Recipients include Lisa Levsen, 33, a doctor who graduated from
USC Medical School with $144,000 in debt and monthly loan payments
of $1,200. She works as the head physician at the Los Angeles
Mission, a free clinic on skid row.
And William Martinez, 28, who cut his medical school studies
short because he couldn't afford the $39,000 in loans after two
years of graduate school and four years of college. Martinez works
two jobs as a physician's assistant and supports his elderly
parents and 8-year-old son.
Uncommon Good has a 22-member board of doctors, lawyers and
representatives of Christian groups and is recruiting mentors. One
goal is to get the state Legislature to pass a law to provide loan
forgiveness to medical professionals and lawyers who work with the
poor. Mintie said she hopes her organization can be a national
model for other professions.
She is trying to bring legal aid services to the Inland Valley
-- the closest legal aid office is in El Monte and represents
700,000 poor people throughout the San Fernando, San Gabriel and
Inland valleys.
"Unless the legal aid is in the community, you can't say you are
serving the poor," Mintie said.
Neal Dudovitz is the executive director of Neighborhood Legal
Services of Los Angeles County, the legal aid office in El Monte.
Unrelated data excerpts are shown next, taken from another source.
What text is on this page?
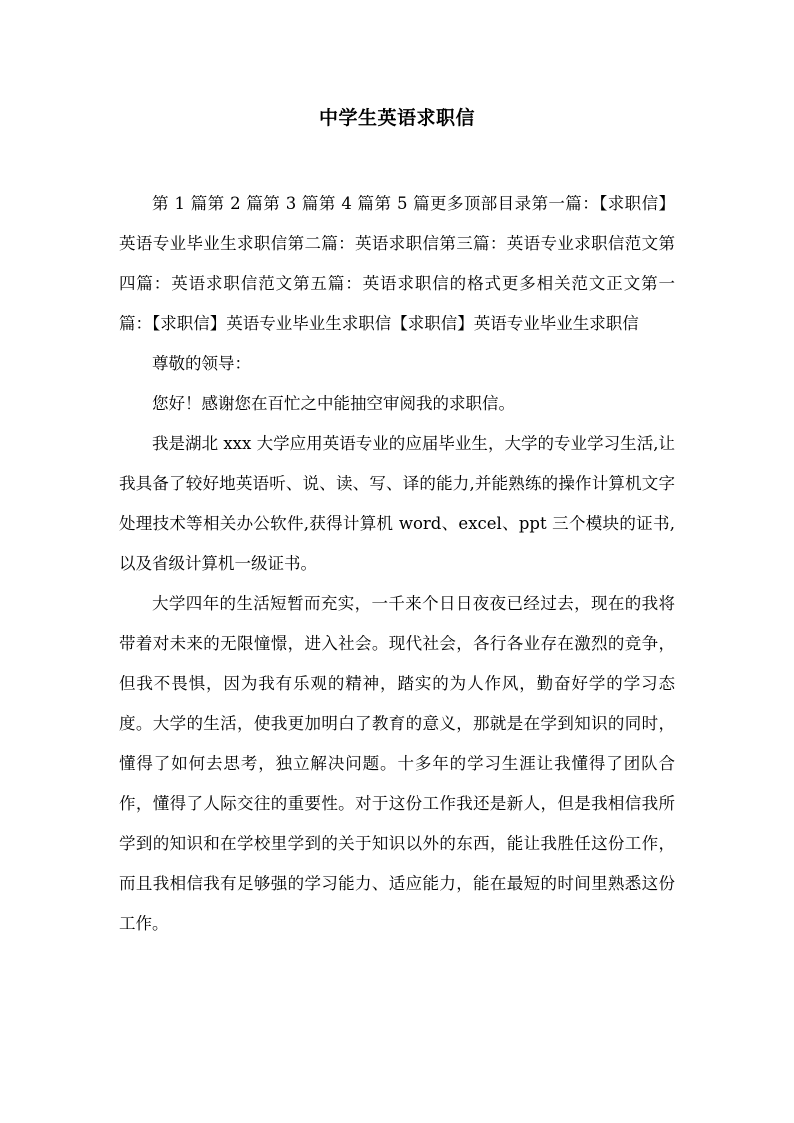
中学生英语求职信

第 1 篇第 2 篇第 3 篇第 4 篇第 5 篇更多顶部目录第一篇：【求职信】英语专业毕业生求职信第二篇：英语求职信第三篇：英语专业求职信范文第四篇：英语求职信范文第五篇：英语求职信的格式更多相关范文正文第一篇：【求职信】英语专业毕业生求职信【求职信】英语专业毕业生求职信

尊敬的领导：

您好！感谢您在百忙之中能抽空审阅我的求职信。

我是湖北 xxx 大学应用英语专业的应届毕业生，大学的专业学习生活,让我具备了较好地英语听、说、读、写、译的能力,并能熟练的操作计算机文字处理技术等相关办公软件,获得计算机 word、excel、ppt 三个模块的证书,以及省级计算机一级证书。

大学四年的生活短暂而充实，一千来个日日夜夜已经过去，现在的我将带着对未来的无限憧憬，进入社会。现代社会，各行各业存在激烈的竞争，但我不畏惧，因为我有乐观的精神，踏实的为人作风，勤奋好学的学习态度。大学的生活，使我更加明白了教育的意义，那就是在学到知识的同时，懂得了如何去思考，独立解决问题。十多年的学习生涯让我懂得了团队合作，懂得了人际交往的重要性。对于这份工作我还是新人，但是我相信我所学到的知识和在学校里学到的关于知识以外的东西，能让我胜任这份工作，而且我相信我有足够强的学习能力、适应能力，能在最短的时间里熟悉这份工作。
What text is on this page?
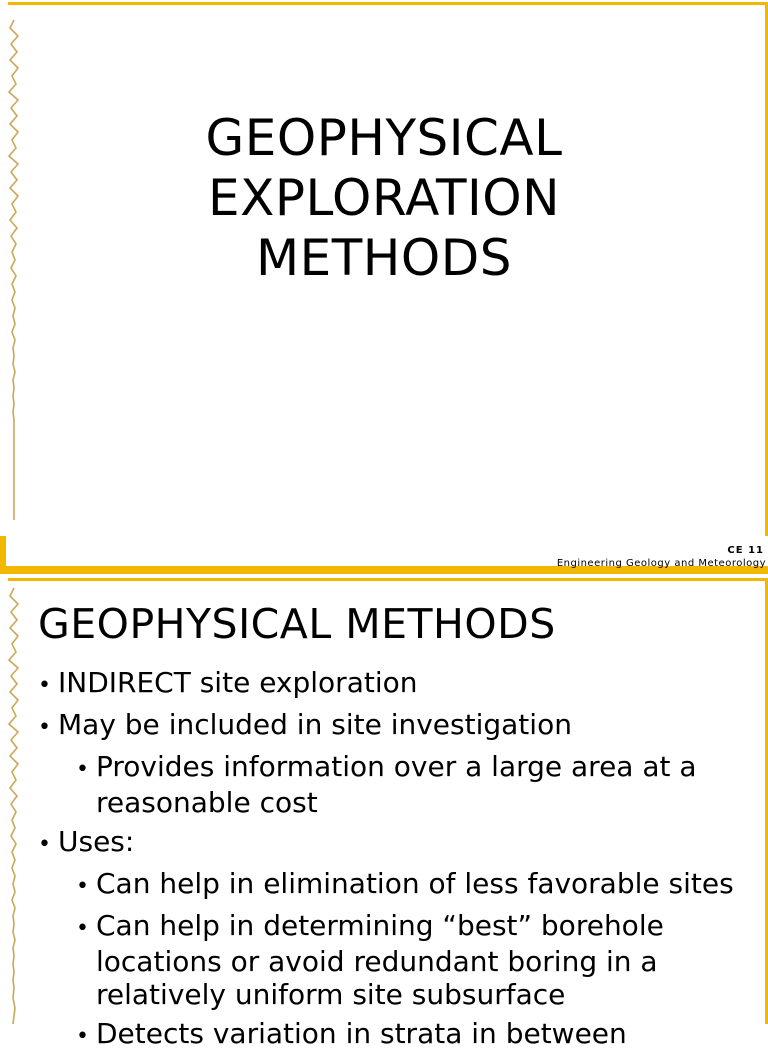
GEOPHYSICAL
EXPLORATION
METHODS
CE 11
Engineering Geology and Meteorology
GEOPHYSICAL METHODS
• INDIRECT site exploration
• May be included in site investigation
• Provides information over a large area at a reasonable cost
• Uses:
• Can help in elimination of less favorable sites
• Can help in determining “best” borehole locations or avoid redundant boring in a relatively uniform site subsurface
• Detects variation in strata in between
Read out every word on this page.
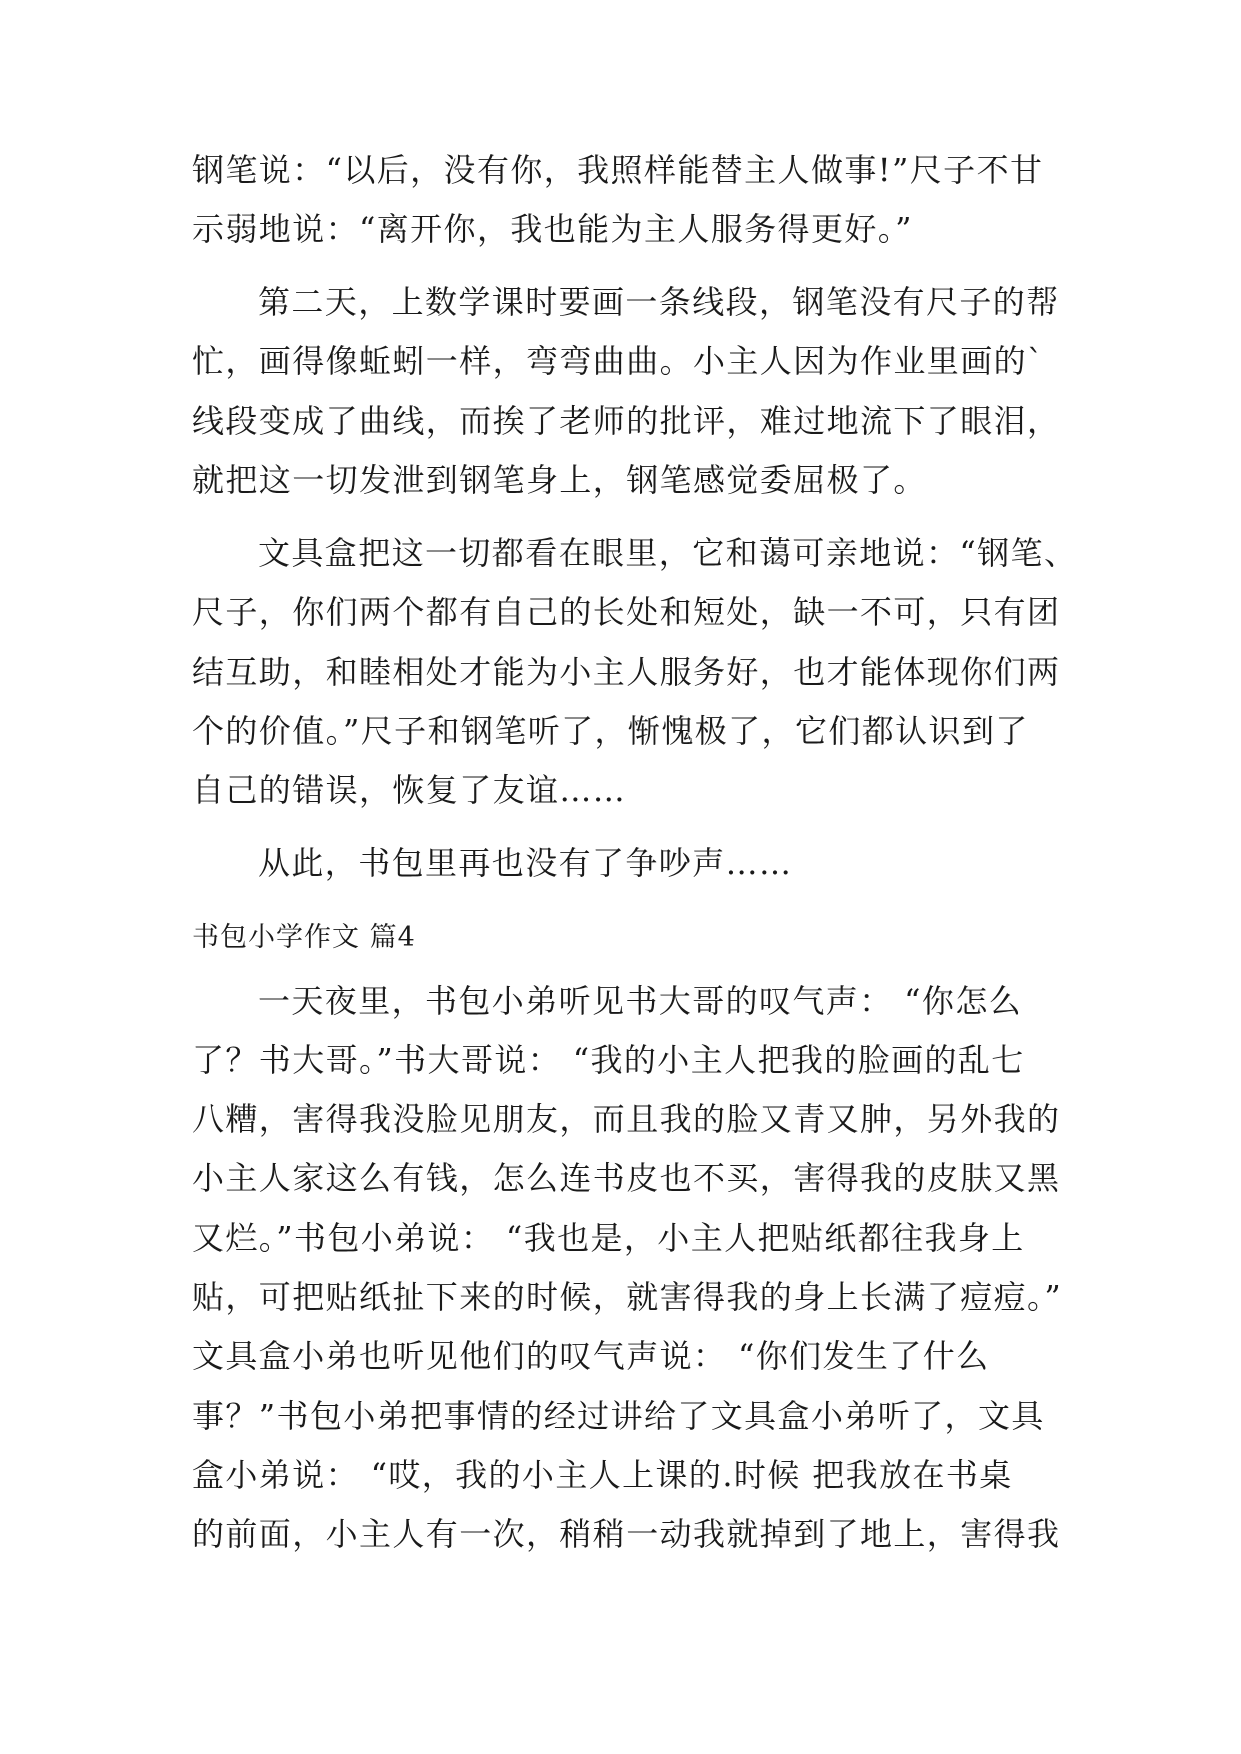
钢笔说：“以后，没有你，我照样能替主人做事!”尺子不甘
示弱地说：“离开你，我也能为主人服务得更好。”
第二天，上数学课时要画一条线段，钢笔没有尺子的帮
忙，画得像蚯蚓一样，弯弯曲曲。小主人因为作业里画的`
线段变成了曲线，而挨了老师的批评，难过地流下了眼泪，
就把这一切发泄到钢笔身上，钢笔感觉委屈极了。
文具盒把这一切都看在眼里，它和蔼可亲地说：“钢笔、
尺子，你们两个都有自己的长处和短处，缺一不可，只有团
结互助，和睦相处才能为小主人服务好，也才能体现你们两
个的价值。”尺子和钢笔听了，惭愧极了，它们都认识到了
自己的错误，恢复了友谊……
从此，书包里再也没有了争吵声……
书包小学作文 篇4
一天夜里，书包小弟听见书大哥的叹气声： “你怎么
了？书大哥。”书大哥说： “我的小主人把我的脸画的乱七
八糟，害得我没脸见朋友，而且我的脸又青又肿，另外我的
小主人家这么有钱，怎么连书皮也不买，害得我的皮肤又黑
又烂。”书包小弟说： “我也是，小主人把贴纸都往我身上
贴，可把贴纸扯下来的时候，就害得我的身上长满了痘痘。”
文具盒小弟也听见他们的叹气声说： “你们发生了什么
事？”书包小弟把事情的经过讲给了文具盒小弟听了，文具
盒小弟说： “哎，我的小主人上课的.时候 把我放在书桌
的前面，小主人有一次，稍稍一动我就掉到了地上，害得我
He sees attorneys new to poverty law leave all the time because
they can't afford the salary with their law school debt.
"She's really opened a lot of eyes in terms of having people
understand how the educational debt is limiting and reducing the
services that are available to low-income communities," Dudovitz
said. "Nancy is light years ahead of the curve on this stuff. Very
little is being done practically to solve it."
Mintie, her colleagues say, could have made a lot of money in
private practice.
"She's very kind and pleasant," said Julius Thompson, 45, an
attorney at Inner City Law Center and an Uncommon Good recipient.
"But she's also a woman on a mission. When she sets her sights on
something, she's a formidable force."